Correlations Between Microbiome and Protein Datasets

To visualise the correlation between differentially presented OTUs and proteins, Circos plots and cluster-imagine maps were generated for r values (Pair-wise variable associations for canonical correlation analysis correlation between variables, defined by a generalisation of the cosine angle between the center of the circle and each variable point; Gonzalez et al., 2012) using the mixOmics package in R (Rohart et al., 2017).

Data Availability Statement

The datasets presented in this study can be found in online repositories.

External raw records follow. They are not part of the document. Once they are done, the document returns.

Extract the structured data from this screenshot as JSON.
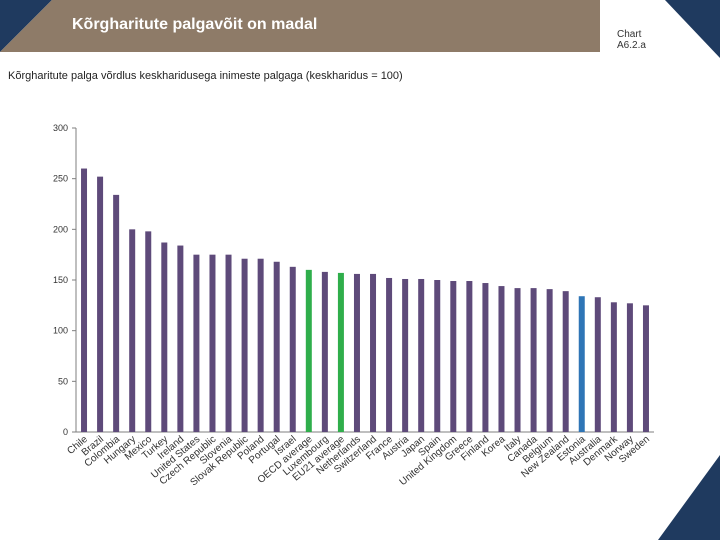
{
  "slide": {
    "title": "Kõrgharitute palgavõit on madal",
    "chart_ref_line1": "Chart",
    "chart_ref_line2": "A6.2.a",
    "subtitle": "Kõrgharitute palga võrdlus keskharidusega inimeste palgaga (keskharidus = 100)"
  },
  "colors": {
    "banner": "#8e7b68",
    "corner": "#1f3a5f",
    "bar_default": "#5e4a7a",
    "bar_oecd": "#2fae4b",
    "bar_estonia": "#2e75b6",
    "axis": "#7f7f7f"
  },
  "chart_data": {
    "type": "bar",
    "title": "Kõrgharitute palga võrdlus keskharidusega inimeste palgaga (keskharidus = 100)",
    "xlabel": "",
    "ylabel": "",
    "ylim": [
      0,
      300
    ],
    "yticks": [
      0,
      50,
      100,
      150,
      200,
      250,
      300
    ],
    "grid": false,
    "categories": [
      "Chile",
      "Brazil",
      "Colombia",
      "Hungary",
      "Mexico",
      "Turkey",
      "Ireland",
      "United States",
      "Czech Republic",
      "Slovenia",
      "Slovak Republic",
      "Poland",
      "Portugal",
      "Israel",
      "OECD average",
      "Luxembourg",
      "EU21 average",
      "Netherlands",
      "Switzerland",
      "France",
      "Austria",
      "Japan",
      "Spain",
      "United Kingdom",
      "Greece",
      "Finland",
      "Korea",
      "Italy",
      "Canada",
      "Belgium",
      "New Zealand",
      "Estonia",
      "Australia",
      "Denmark",
      "Norway",
      "Sweden"
    ],
    "values": [
      260,
      252,
      234,
      200,
      198,
      187,
      184,
      175,
      175,
      175,
      171,
      171,
      168,
      163,
      160,
      158,
      157,
      156,
      156,
      152,
      151,
      151,
      150,
      149,
      149,
      147,
      144,
      142,
      142,
      141,
      139,
      134,
      133,
      128,
      127,
      125
    ],
    "highlights": {
      "OECD average": "bar_oecd",
      "EU21 average": "bar_oecd",
      "Estonia": "bar_estonia"
    }
  }
}
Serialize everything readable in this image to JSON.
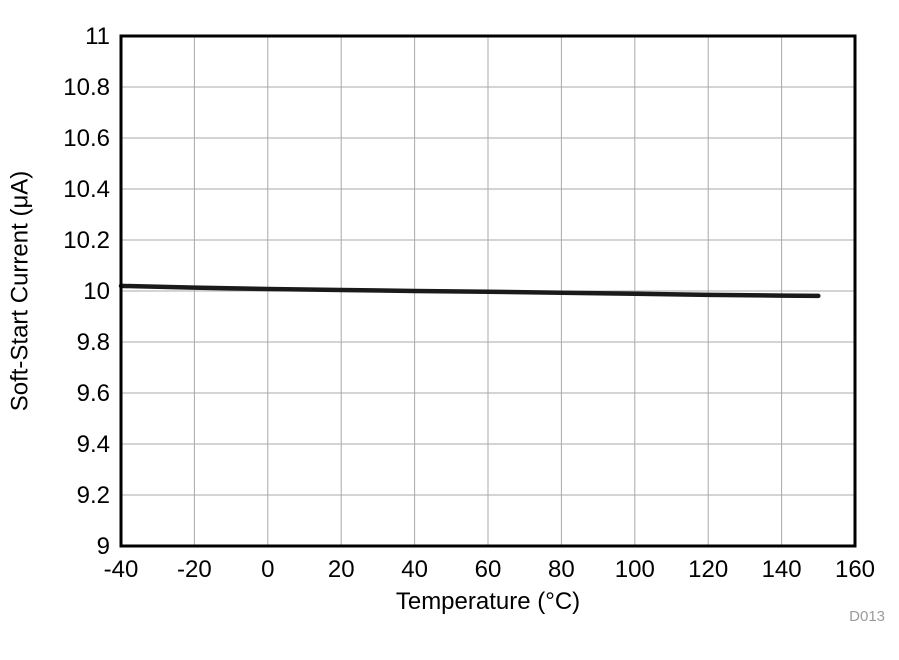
{
  "chart_data": {
    "type": "line",
    "title": "",
    "xlabel": "Temperature (°C)",
    "ylabel": "Soft-Start Current (μA)",
    "xlim": [
      -40,
      160
    ],
    "ylim": [
      9,
      11
    ],
    "xticks": [
      -40,
      -20,
      0,
      20,
      40,
      60,
      80,
      100,
      120,
      140,
      160
    ],
    "xtick_labels": [
      "-40",
      "-20",
      "0",
      "20",
      "40",
      "60",
      "80",
      "100",
      "120",
      "140",
      "160"
    ],
    "yticks": [
      9,
      9.2,
      9.4,
      9.6,
      9.8,
      10,
      10.2,
      10.4,
      10.6,
      10.8,
      11
    ],
    "ytick_labels": [
      "9",
      "9.2",
      "9.4",
      "9.6",
      "9.8",
      "10",
      "10.2",
      "10.4",
      "10.6",
      "10.8",
      "11"
    ],
    "grid": true,
    "legend": false,
    "watermark": "D013",
    "series": [
      {
        "name": "soft-start-current",
        "color": "#1a1a1a",
        "width": 4.5,
        "x": [
          -40,
          -20,
          0,
          20,
          40,
          60,
          80,
          100,
          120,
          140,
          150
        ],
        "y": [
          10.02,
          10.013,
          10.008,
          10.004,
          10.0,
          9.997,
          9.993,
          9.989,
          9.985,
          9.982,
          9.981
        ]
      }
    ],
    "style": {
      "grid_color": "#a9a9a9",
      "axis_color": "#000000",
      "text_color": "#000000",
      "watermark_color": "#9b9b9b",
      "background": "#ffffff"
    }
  }
}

The names of the repository/repositories and accession number(s) can be found here: https://www.ebi.ac.uk/ena, PRJEB27125 (ERP109167); http://www.proteomexchange.org/, PXD018029.

Ethics Statement

The studies involving human participants were reviewed and approved by Ethics Committee of Ege University (number 17-11.1/34). The participants provided their written informed consent to participate in this study.

Author Contributions

KB contributed to data acquisition, analysis, interpretation, drafted, and critically revised the manuscript. XL, LP, and WQ contributed to data analysis and interpretation as well as critically revised the manuscript. NS, JG, PD, and GH critically revised the manuscript. PG and GE contributed to conception and design, data acquisition, and critically revised the manuscript. NB and GB contributed to conception and design, data interpretation, drafted, and critically revised the manuscript. All authors gave final approval and agreed to be accountable for all aspects of the work.

Conflict of Interest

The authors declare that the research was conducted in the absence of any commercial or financial relationships that could be construed as a potential conflict of interest.